In Gloo Edge v1.12.0 / Gloo Edge Enterprise v1.12.0 and later, the default Gateways, ExtAuth Upstreams, and RateLimit Upstreams are installed via a Job during the Helm installation and upgrade process, instead of being included directly in the Helm chart. After you upgrade to these versions, those resources no longer have Helm annotations (e.g. meta.helm.sh/release-name, meta.helm.sh/release-namespace). If you need to roll back to an earlier Gloo Edge version, you must manually add the Helm release annotations back to these resources before performing the rollback.

Do not manually edit (e.g. kubectl apply or kubectl edit) the Gloo Edge custom resources (e.g. Gateways, Upstreams) that are installed with the Helm chart, as this might cause errors in future upgrades.

If you already manually edited a resource, verify before you upgrade that the resource’s metadata.annotations.kubectl.kubernetes.io/last-applied-configuration annotation does not contain a resourceVersion field. This field can cause conflicts during the upgrade process.
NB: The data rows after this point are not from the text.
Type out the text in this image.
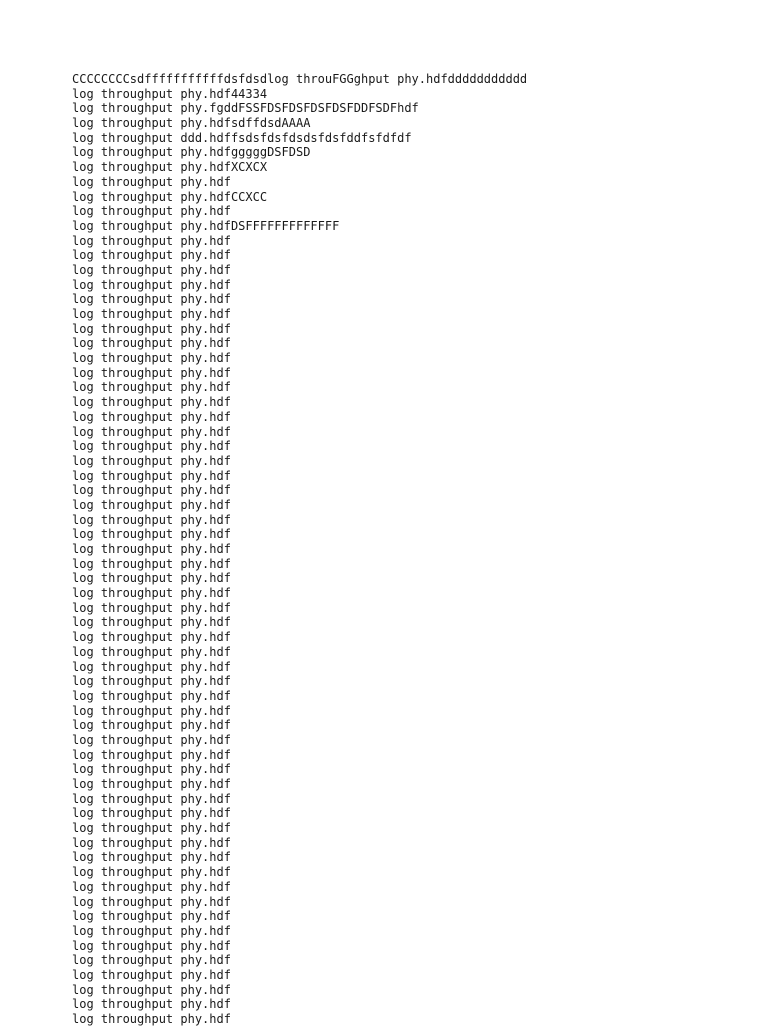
CCCCCCCCsdfffffffffffdsfdsdlog throuFGGghput phy.hdfddddddddddd
log throughput phy.hdf44334
log throughput phy.fgddFSSFDSFDSFDSFDSFDDFSDFhdf
log throughput phy.hdfsdffdsdAAAA
log throughput ddd.hdffsdsfdsfdsdsfdsfddfsfdfdf
log throughput phy.hdfgggggDSFDSD
log throughput phy.hdfXCXCX
log throughput phy.hdf
log throughput phy.hdfCCXCC
log throughput phy.hdf
log throughput phy.hdfDSFFFFFFFFFFFFF
log throughput phy.hdf
log throughput phy.hdf
log throughput phy.hdf
log throughput phy.hdf
log throughput phy.hdf
log throughput phy.hdf
log throughput phy.hdf
log throughput phy.hdf
log throughput phy.hdf
log throughput phy.hdf
log throughput phy.hdf
log throughput phy.hdf
log throughput phy.hdf
log throughput phy.hdf
log throughput phy.hdf
log throughput phy.hdf
log throughput phy.hdf
log throughput phy.hdf
log throughput phy.hdf
log throughput phy.hdf
log throughput phy.hdf
log throughput phy.hdf
log throughput phy.hdf
log throughput phy.hdf
log throughput phy.hdf
log throughput phy.hdf
log throughput phy.hdf
log throughput phy.hdf
log throughput phy.hdf
log throughput phy.hdf
log throughput phy.hdf
log throughput phy.hdf
log throughput phy.hdf
log throughput phy.hdf
log throughput phy.hdf
log throughput phy.hdf
log throughput phy.hdf
log throughput phy.hdf
log throughput phy.hdf
log throughput phy.hdf
log throughput phy.hdf
log throughput phy.hdf
log throughput phy.hdf
log throughput phy.hdf
log throughput phy.hdf
log throughput phy.hdf
log throughput phy.hdf
log throughput phy.hdf
log throughput phy.hdf
log throughput phy.hdf
log throughput phy.hdf
log throughput phy.hdf
log throughput phy.hdf
log throughput phy.hdf
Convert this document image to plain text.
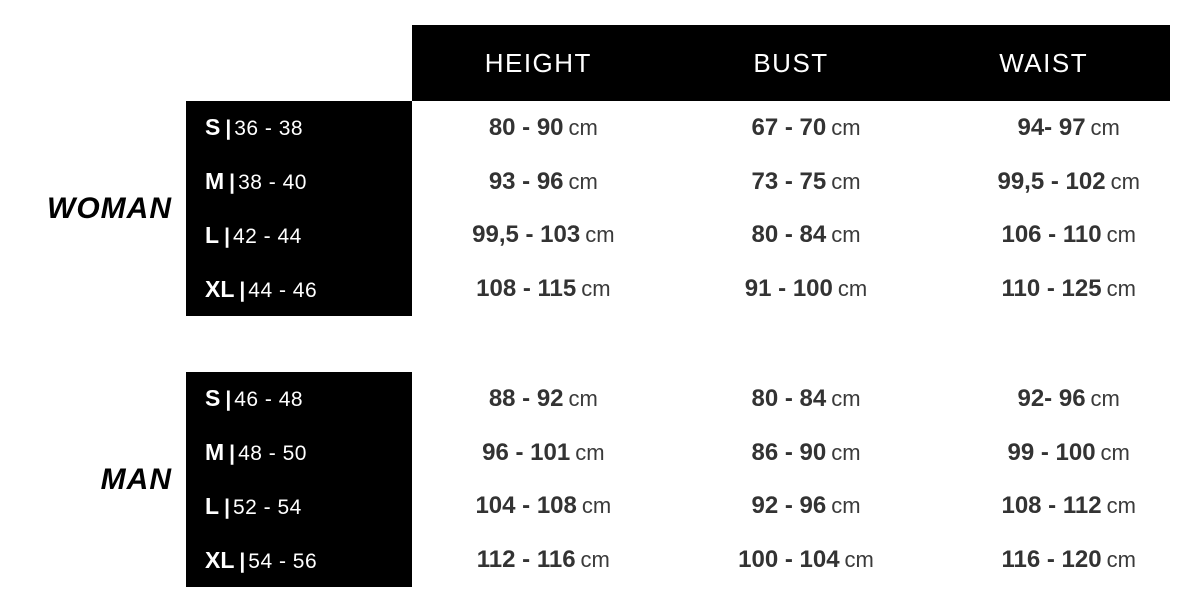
HEIGHT	BUST	WAIST
WOMAN
S | 36 - 38	80 - 90 cm	67 - 70 cm	94- 97 cm
M | 38 - 40	93 - 96 cm	73 - 75 cm	99,5 - 102 cm
L | 42 - 44	99,5 - 103 cm	80 - 84 cm	106 - 110 cm
XL | 44 - 46	108 - 115 cm	91 - 100 cm	110 - 125 cm
MAN
S | 46 - 48	88 - 92 cm	80 - 84 cm	92- 96 cm
M | 48 - 50	96 - 101 cm	86 - 90 cm	99 - 100 cm
L | 52 - 54	104 - 108 cm	92 - 96 cm	108 - 112 cm
XL | 54 - 56	112 - 116 cm	100 - 104 cm	116 - 120 cm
If the field exists, you can remove it in either of the following ways:

  • kubectl edit the resource and manually delete the resourceVersion field from the metadata.annotations.kubectl.kubernetes.io/last-applied-configuration annotation, or
  • remove the metadata.annotations.kubectl.kubernetes.io/last-applied-configuration annotation altogether if not needed, e.g. kubectl annotate gateway -n gloo-system gateway-proxy kubectl.kubernetes.io/last-applied-configuration-

CRD changes

New and updated CRDs

Deprecated CRDs None

Removed CRDs None

Upgrade steps

To upgrade Gloo Edge:

  1. Follow steps 1 - 2 in Upgrade Steps to prepare for upgrading, and to upgrade glooctl.

  2. Apply the new and updated CRDs. Replace the version with the specific patch version that you are upgrading to.

    helm repo update
    helm pull gloo/gloo --version 1.12.0 --untar
    kubectl apply -f gloo/crds
    helm repo update
    helm pull glooe/gloo-ee --version 1.12.0 --untar
    kubectl apply -f gloo-ee/charts/gloo/crds
    # If Gloo Federation is enabled
    kubectl apply -f gloo-ee/charts/gloo-fed/crds
  3. Prepare for any updates you want to make related to the gateway architectural changes. For example, you might want to create a Helm values file to pass gateway environment variables to the gloo pod during the Helm upgrade, or update any systems that watch for snapshot metrics.

  4. Continue to upgrade the Gloo Edge server components via Helm.

  5. If you use the spec.configs.oauth2.oidcAuthorizationCode.headers.accessTokenHeader: "Authorization" setting in any AuthConfig resources, and you do not want to add the “Bearer” prefix to the header, set useBearerSchemaForAuthorization to false. If you do not set this setting, it will default to true in Gloo Edge 1.13.